2 approaches per day: 1mM 3-nitrobenzaldehyde, 10% MeOH, aerobic (02 as electron acceptor), 0.1 M K-phosphate, pH 7.4, 25 ° C.

Xanthine oxidase immobilized on Lewatit MP64 ZII (la) xanthine oxidase Immobilized on Promaxon # (lb) immobilized on CPG # (1c) The residual activity is shown in% (ordinate) against the number of incubations or repetitions carried out (Abscissa).

Fig. 2: Stability of the immobilized on Diaionl MP 20 according to Example 2 Xanthine oxidase under catalytic conditions. 1 approach per day, 1mM 3-nitrobenzaldehyde, 10% methanol, 0.1 M K phosphate, pH 7.4, 25 es.

The same plot as in Fig. 1 was chosen.

Fig.3: Stability of the immobilized on Lewatit MP 64 ZII according to Example 3 Xanthine oxidase under catalytic conditions. 1 approach per day, 1mM 3-nitrobenzaldehyde, 10 4 methanol, 0.1 M K phosphate, pH 7.4, 25 ° C.

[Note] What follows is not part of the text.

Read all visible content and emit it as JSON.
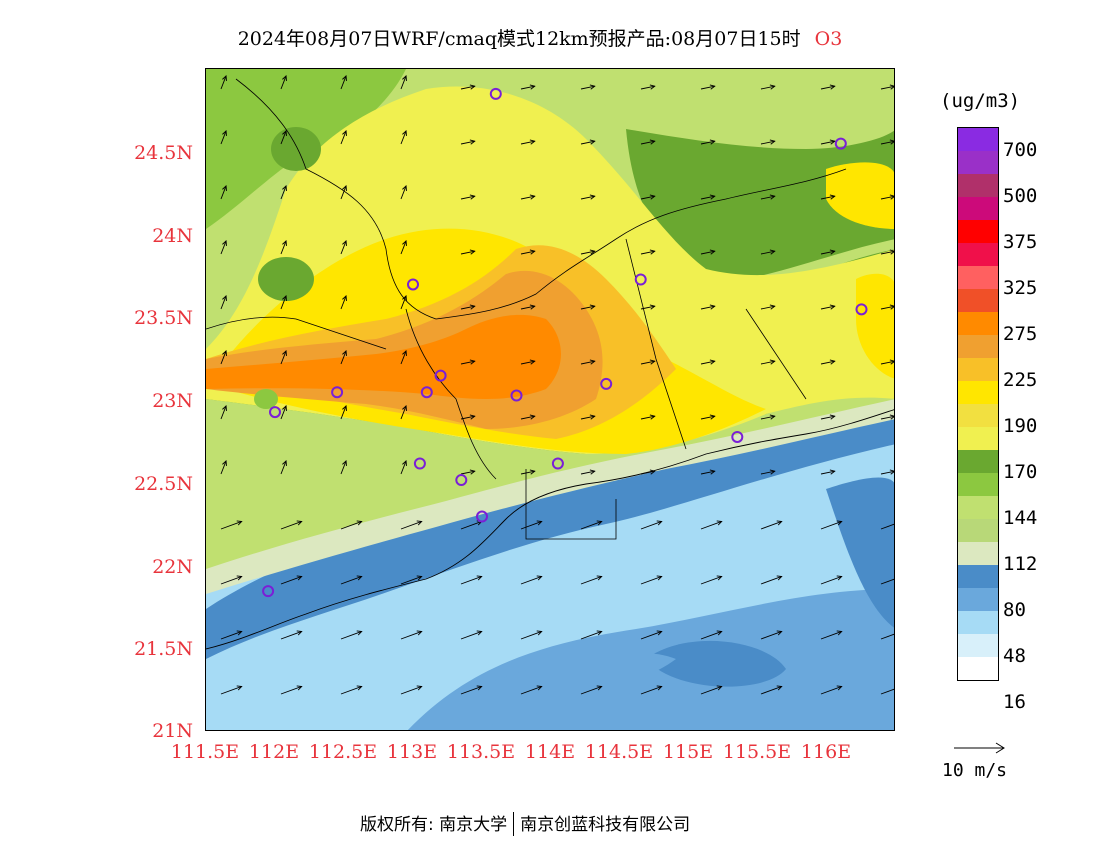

The same plot as in Fig. 1 was chosen.

Claims (13)

Claims 1. A method for immobilizing xanthine oxidase, characterized in that the xanthine oxidase on a carrier with hydrophobic Surface is immobilized. 2. The method according to claim 1, characterized in that the hydrophobic The carrier matrix is porous. 3. The method according to claim 1 and 2, characterized in that the hydrophobic carrier matrix is present in pearl form. 4. The method according to claim 1 and 3, characterized in that the hydrophobic carrier matrix is a crosslinked polystyrene resin. 5. The method according to claim 1 to 4, characterized in that the hydrophobic carrier matrix is chemically modified. 6. The method according to claim 1 to 5, characterized in that the hydrophobic carrier matrix carries amino groups. 7. The method according to claim 1 to 6, characterized in that the Xanthine oxidase adsorptively or ionically bound to hydrophobic carriers and then is treated with bi- or polyfunctional crosslinking agents. 8. The method according to claim 1 to 7, characterized in that xanthine Oxidase is covalently bound to chemically modified polystyrene-based carriers. 9. The method according to claim 1 to 8, characterized in that the Xanthine oxidase is bound to a polystyrene-based carrier containing amino groups wearing. 10. The method according to claim 1 to 9, characterized in that the Amino-group-bearing carrier matrix is activated with glutaraldehyde and then the xanthine oxidase is covalently bound. 11. The method according to claim 1 to 10, characterized in that Superoxide dismutase and / or catalase can be co-immobilized with xanthine oxidase. 12. A method for stabilizing xanthine oxidase, characterized in that that the xanthine oxidase on a carrier with a hydrophobic surface according to claim 1 to 11 is immobilized. 13. Use of the xanthine immobilized according to claims 1 to 11 Oxidase as biocatalysts or biosensors.